通过 --view-legalize-dags 查看 combine1 之后 (legalize 之前的) SDAG, 以下同理
legalize

–view-dag-combine2-dags
combine2

–view-isel-dags
isel

-view-sched-dags
sched

1.3.2. SelectionDAG

SelectionDAGBuilder 用来生成最初的 SDAG (SelectionDAG), RISC-V 相关的代码主要在 RISCVISelLowering.cpp, 实际上, 生成原始的SDAG/combine/legalize 相关的代码称为 TargetLowering (或者 ISelLowering)

$> riscv-llc test.bc -view-dag-combine1-dags
$> dot -Tpng tmp/dag.MUL-cb5dd4.dot -o a.png

黑色实线: 数据依赖
蓝色虚线: chain, 即两者存在隐式的依赖关系
红线实线: glue, 两者需要 `glue` 在一起, 中间不能插入其它东西

其中 DAG 中 node 的类型例如 fadd 定义在 ISDOpcodes.h, 和 gcc 的 optab 有些类似

可以把 SDAG 看做 gcc rtl, 但与 gcc 不同的是, 生成 SDAG 时并不需要 td, td 中定义的 pattern 只是用来 isel 时做匹配.

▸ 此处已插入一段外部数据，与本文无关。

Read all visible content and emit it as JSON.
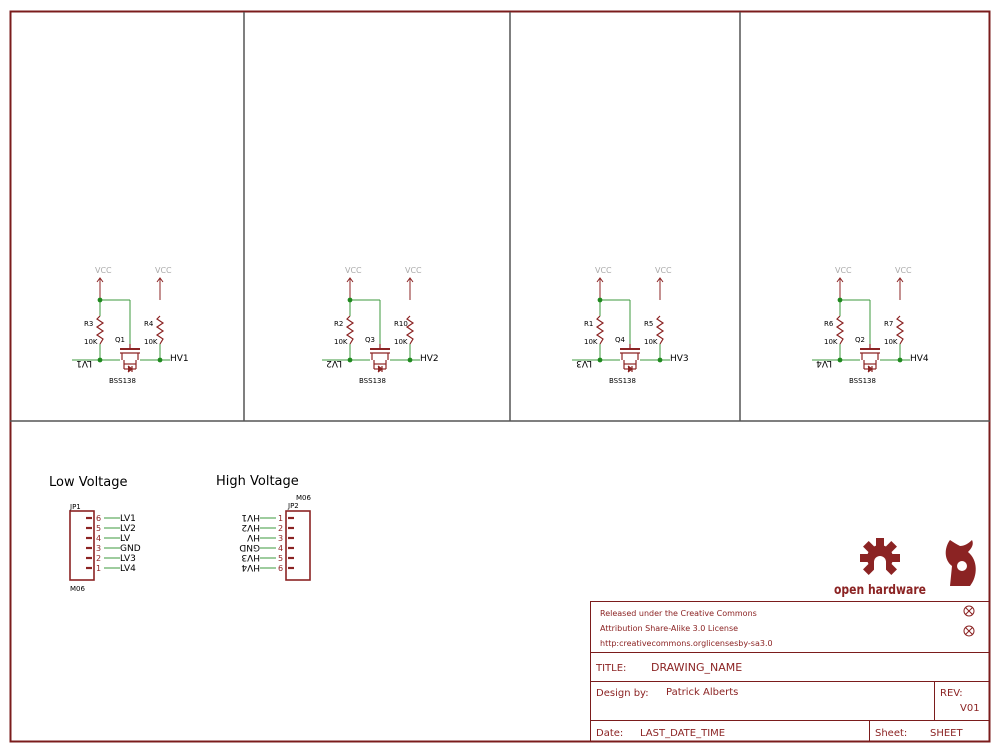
{
  "colors": {
    "frame": "#7b1c1c",
    "divider": "#555555",
    "wire": "#3c9a3c",
    "junction": "#1f8a1f",
    "symbol": "#8b2323",
    "supply": "#aaaaaa",
    "text": "#000000",
    "logo": "#8b2323"
  },
  "channels": [
    {
      "vcc_left": "VCC",
      "vcc_right": "VCC",
      "r_left": "R3",
      "r_left_val": "10K",
      "r_right": "R4",
      "r_right_val": "10K",
      "q": "Q1",
      "part": "BSS138",
      "lv": "LV1",
      "hv": "HV1"
    },
    {
      "vcc_left": "VCC",
      "vcc_right": "VCC",
      "r_left": "R2",
      "r_left_val": "10K",
      "r_right": "R10",
      "r_right_val": "10K",
      "q": "Q3",
      "part": "BSS138",
      "lv": "LV2",
      "hv": "HV2"
    },
    {
      "vcc_left": "VCC",
      "vcc_right": "VCC",
      "r_left": "R1",
      "r_left_val": "10K",
      "r_right": "R5",
      "r_right_val": "10K",
      "q": "Q4",
      "part": "BSS138",
      "lv": "LV3",
      "hv": "HV3"
    },
    {
      "vcc_left": "VCC",
      "vcc_right": "VCC",
      "r_left": "R6",
      "r_left_val": "10K",
      "r_right": "R7",
      "r_right_val": "10K",
      "q": "Q2",
      "part": "BSS138",
      "lv": "LV4",
      "hv": "HV4"
    }
  ],
  "low_voltage": {
    "title": "Low Voltage",
    "ref": "JP1",
    "value": "M06",
    "pins": [
      {
        "num": "6",
        "net": "LV1"
      },
      {
        "num": "5",
        "net": "LV2"
      },
      {
        "num": "4",
        "net": "LV"
      },
      {
        "num": "3",
        "net": "GND"
      },
      {
        "num": "2",
        "net": "LV3"
      },
      {
        "num": "1",
        "net": "LV4"
      }
    ]
  },
  "high_voltage": {
    "title": "High Voltage",
    "ref": "JP2",
    "value": "M06",
    "pins": [
      {
        "num": "1",
        "net": "HV1"
      },
      {
        "num": "2",
        "net": "HV2"
      },
      {
        "num": "3",
        "net": "HV"
      },
      {
        "num": "4",
        "net": "GND"
      },
      {
        "num": "5",
        "net": "HV3"
      },
      {
        "num": "6",
        "net": "HV4"
      }
    ]
  },
  "logos": {
    "oshw_text": "open hardware"
  },
  "title_block": {
    "license_line1": "Released under the Creative Commons",
    "license_line2": "Attribution Share-Alike 3.0 License",
    "license_line3": "http:creativecommons.orglicensesby-sa3.0",
    "title_label": "TITLE:",
    "title_value": "DRAWING_NAME",
    "design_label": "Design by:",
    "design_value": "Patrick Alberts",
    "rev_label": "REV:",
    "rev_value": "V01",
    "date_label": "Date:",
    "date_value": "LAST_DATE_TIME",
    "sheet_label": "Sheet:",
    "sheet_value": "SHEET"
  }
}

这个过程基本是 target 无关的, 但也有例外, 例如 target 需要实现 LowerCall, LowerReturn 等在 DAG 中生成 target 相关的 node. 以 LowerReturn 为例, 它需要根据调用约定生成一些 CopyToReg, 最终生成 target 相关的 ISD, 例如 RISCVIDS::RET_FLAG

1.3.3. combine

DAGCombiner 是在 SDAG 上做的 optimization, 这个过程是 target 相关的: 它会执行 target 定义的 PerformDAGCombine, 例如 RISCVTargetLowering::PerformDAGCombine

例如, 通过 combineSelectAndUse 把 `(sub x, (select cond, 0, c))` 替换为 `(select cond, x, (sub x, c))`

DAGCombiner 在 legalize 前后都会进行, 它的任务和 isel 时的 pattern 匹配有些类似, 相当于把 isel 时的一些复杂的匹配拿出来用代码实现了, 例如可以通过 DAGCombiner 把一些 bit 操作替换为 extract/insert 指令

1.3.4. legalize

如果 target 不支持 SDAG 的某个 node 或数据类型, 需要在 legalize 和 legalize type 时转换成 target 支持的 node 和类型, 或者生成对 libcall 的调用, 这个过程是 target 相关的.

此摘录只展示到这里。